Kundera wins Czech literature prize
His novel becomes a bestseller 22 years after its first publication
Last Updated: Monday, October 22, 2007 | 1:51 PM ET
CBC News
Czech author in exile Milan Kundera scored a bestseller in the Czech Republic with his novel The Unbearable Lightness of Being more than 20 years after it first was published and now he has won his homeland's top literary prize.
The Unbearable Lightness of Being was released in the Czech Republic in 2006, more than 22 years after it was first published.
Now Culture Minister Vaclav Jehlicka has announced Kundera is the winner of the Czech Republic's State Award for Literature, which includes a prize of $15,700.
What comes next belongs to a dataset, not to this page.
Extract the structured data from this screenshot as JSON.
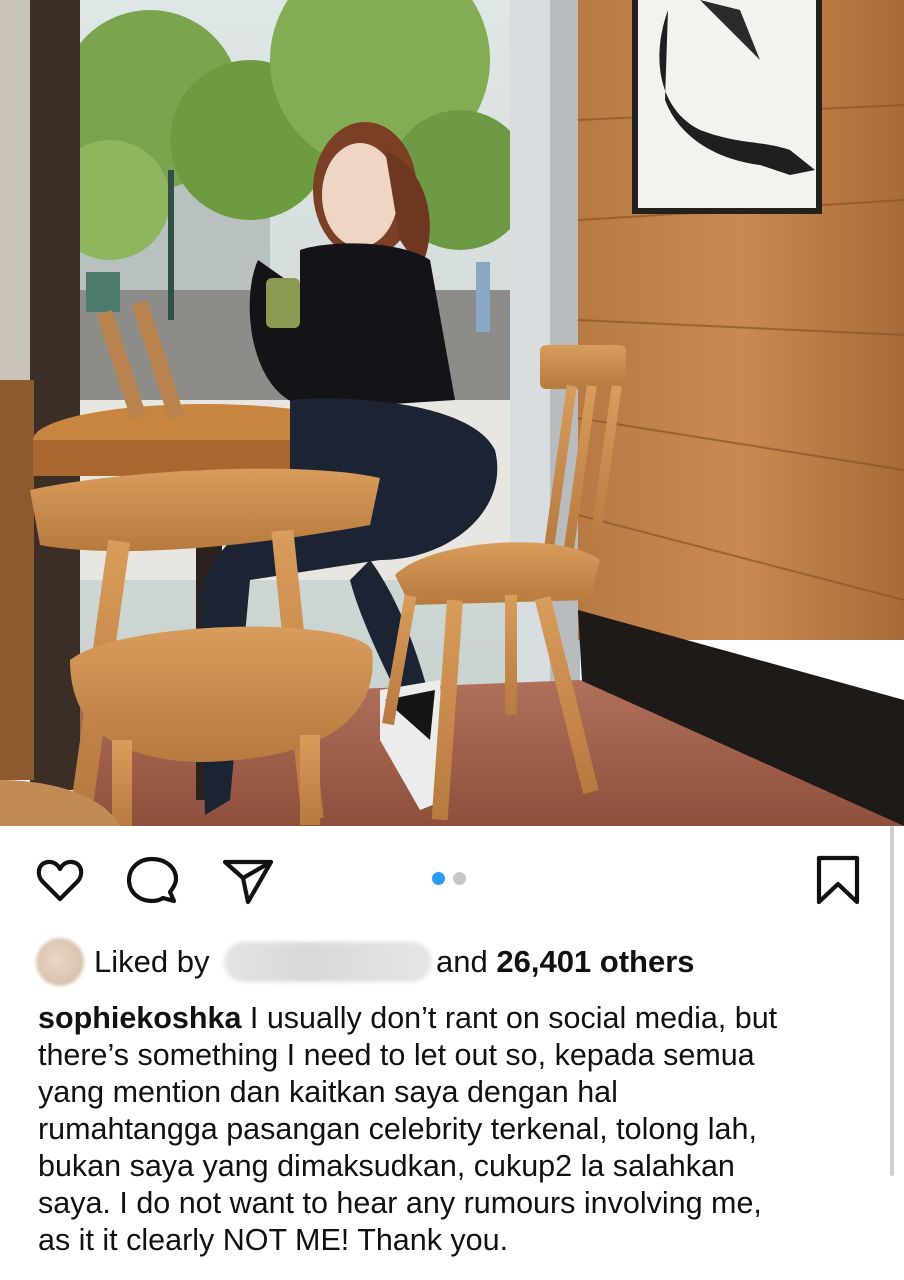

The novel follows the fates of a group of writers and activists during the Prague Spring, a 1968 reformist movement that was suppressed by the former Soviet Union.
Kundera, who has lived in France since 1975, won critical acclamation around the world for the novel, which concludes each life is ultimately insignificant because human beings never have the chance to go back and correct their mistakes.
The first Czech version was published in 1985 by Toronto publishing house 68 Publishers, but it was not released in the Czech Republic, even after the fall of Communism, at Kundera's request.
The 2006 version released in the Czech Republic topped bestseller lists for weeks.
Kundera, 78, has not yet allowed the Czech publication of his more recent works, including Slowness, Identity and Ignorance, due to concerns over the quality of translation.
Born in Czechoslovakia, Kundera participated in the 1968 Prague Spring but left the country in the 1970s and is now a French citizen.
He has said he will not attend the prize ceremony Thursday for the Czech literature award because of unspecified health problems.
Kundera has previously won the Herder Prize and the Jerusalem Prize and been suggested as a Nobel laureate.